I am eternally grateful to each and every veteran who has put the needs of our country above those of themselves and their families. It’s not just the man or woman who serves that sacrifices. It’s their families and their friends, too. I have seen this sacrifice made so willingly and honorably time and again, and it amazes me every time.
The sacrifices a soldier makes is often not their lives. It’s their bodies, their minds, their relationships. All so that you and I can be free to discuss things like politics and religion. So that we can wake up every morning and have the freedom to choose what career we will start, what we will teach our children, which grocery store we will choose to frequent. So that we have the freedom to disagree with those in authority, or even to disrespect these soldiers’ very sacrifice.
Too many times, though, the sacrifice that is made is their lives.
It’s gut-wrenching for me to think about the loss that is endured by the loved ones of a soldier. Knowing that their loss was a gift given, rather than an accident that happened or an illness that was ruthless. It takes my breath away.
Some have made this sacrifice anonymously, and without fanfare and honor.
The picture above is of the Tomb of the Unknown Soldier at Arlington Cemetery. It is an emotional experience to stand in this place and watch other soldiers guard this resting place so humbly and fervently. To watch the changing of the guards is an experience like none I have ever had. There is honor for their loss, even in anonymity. If you can, you must see it.
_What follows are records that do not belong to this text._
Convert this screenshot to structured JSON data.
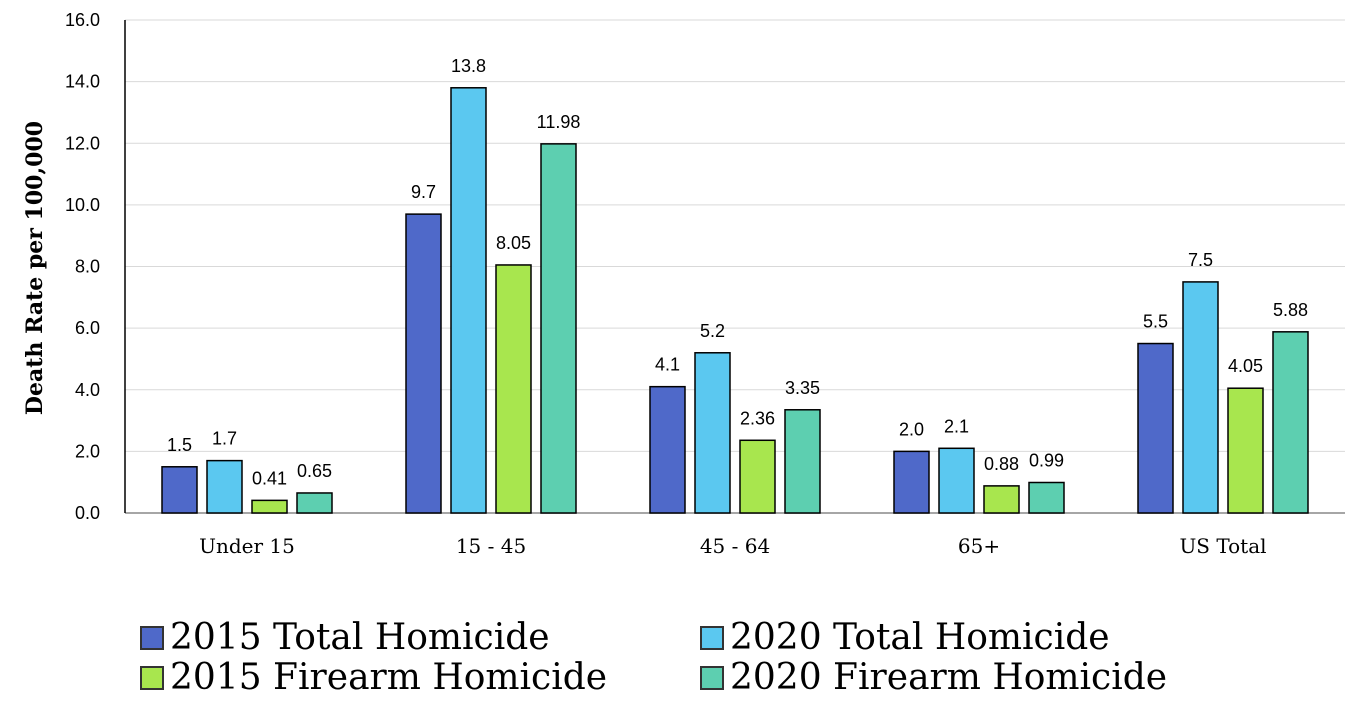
{
  "chart_data": {
    "type": "bar",
    "title": "",
    "xlabel": "",
    "ylabel": "Death Rate per 100,000",
    "ylim": [
      0,
      16
    ],
    "yticks": [
      "0.0",
      "2.0",
      "4.0",
      "6.0",
      "8.0",
      "10.0",
      "12.0",
      "14.0",
      "16.0"
    ],
    "grid": true,
    "legend_position": "bottom",
    "categories": [
      "Under 15",
      "15 - 45",
      "45 - 64",
      "65+",
      "US Total"
    ],
    "series": [
      {
        "name": "2015 Total Homicide",
        "color": "#4f69c9",
        "values": [
          1.5,
          9.7,
          4.1,
          2.0,
          5.5
        ],
        "labels": [
          "1.5",
          "9.7",
          "4.1",
          "2.0",
          "5.5"
        ]
      },
      {
        "name": "2020 Total Homicide",
        "color": "#5bc8f0",
        "values": [
          1.7,
          13.8,
          5.2,
          2.1,
          7.5
        ],
        "labels": [
          "1.7",
          "13.8",
          "5.2",
          "2.1",
          "7.5"
        ]
      },
      {
        "name": "2015 Firearm Homicide",
        "color": "#a8e64e",
        "values": [
          0.41,
          8.05,
          2.36,
          0.88,
          4.05
        ],
        "labels": [
          "0.41",
          "8.05",
          "2.36",
          "0.88",
          "4.05"
        ]
      },
      {
        "name": "2020 Firearm Homicide",
        "color": "#5dcfb0",
        "values": [
          0.65,
          11.98,
          3.35,
          0.99,
          5.88
        ],
        "labels": [
          "0.65",
          "11.98",
          "3.35",
          "0.99",
          "5.88"
        ]
      }
    ]
  }
}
I’ve been asked about how I would feel if one or both of my sons decided to join a branch of the armed forces, and for me the answer comes immediately.
I would be so proud.
Don’t get me wrong — I would worry. But these gifts God has given me are not mine. I’m so blessed to be their mom, but they are not mine to keep. They are for me to teach and grow into people who love. People who see that there is more around them than just themselves. People who see that the world is not here for them, but that they are here for the world.
If they felt the tug to defend our country and protect our freedoms, it would be an honor to witness their service. They have so much to offer to the world, and it would be so beautiful to see their talents and abilities used in such a noble way.
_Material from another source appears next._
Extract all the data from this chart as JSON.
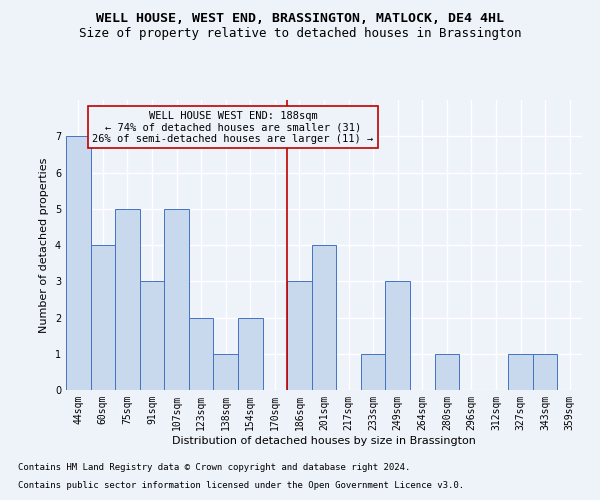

My job is to raise Spartans. Spartans know that there is something bigger than their little world. They understand that there is a cause greater than themselves, and that it is their duty to fight for that — no matter what it is. It could be caring for broken people, loving the unloved and marginalized, leading a family, or simply being a man of character and integrity.
And should that cause be the armed forces, I would be so proud.
So today, with a knot in my throat and a catch of my breath, thank you veterans for your service, your bravery, your honor, your selflessness, and your sacrifice.
I have cousins, uncles, grandparents, and friends who have served. Do you have a loved one who has served? Feel free to honor them here! And be sure to give them a hug today.